Egon Zehnder’s International Executive Panel finds that increasingly disruptive, unpredictable business environments make past performance an unreliable predictor of executives’ future success. Participants point to a new paradigm for identifying future leaders that shifts away from what leaders know and toward a more personal evaluation of who they are.
More Creative. More Daring. More Personal.
In the summer of 2013, more than 800 executives from around the world took part in an Egon Zehnder study exploring the future of leadership. An overwhelming majority (87 percent) said companies will need to think outside the box and be more creative, daring an innovative in their approaches to developing and retaining top executives in the future.
One key, the findings strongly suggest, is relying less on past performance as an indicator of future success and more on identifying the personal traits that indicate leadership potential.
Disruption and Unpredictability
A core challenge, the study respondents overwhelmingly agreed, is an increasingly disruptive environment that makes it very difficult to foresee what will be required of leaders in the years ahead. Disruption and unpredictability make a leader’s success in a current role an inherently less reliable predictor of success in future roles.

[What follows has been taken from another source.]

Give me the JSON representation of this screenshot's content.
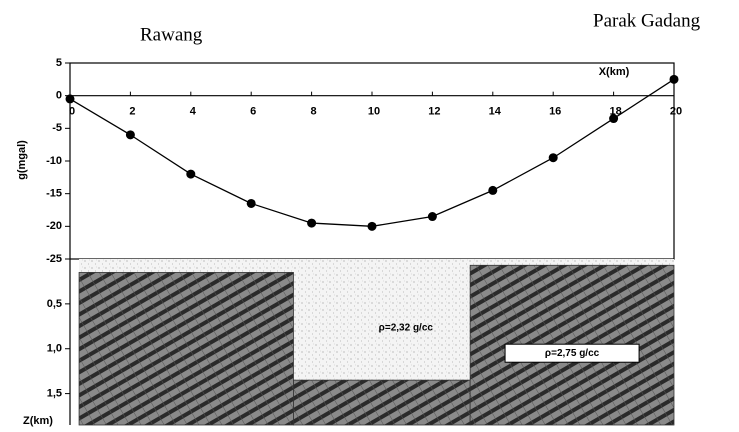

Only 2 in 10 of survey respondents say their company is very successful in identifying leadership prospects early on. The same small percentage considers their company’s leadership pipeline very promising. Compounding the challenge, nearly one-third report it is very difficult for their company to attract and hire the best talent from the outside.
Time for a New Paradigm
The perspectives voiced by this global sample of executives carry a palpable sense of concern. The great majority see their companies’ ability to effectively identify and nurture great future leaders being significantly hampered by an increasingly complex business landscape that makes future demands on leaders all but impossible to predict. Past experience, while still a vitally important guide in talent strategy, seems to reveal less than traditionally assumed about how companies might best prepare for the future. Nearly all the leaders in this global survey concur that it is time for a new paradigm. They even point the way: relying less on the notion of high performance equating to high potential but rather look at personal traits as the strongest indicator of leadership success.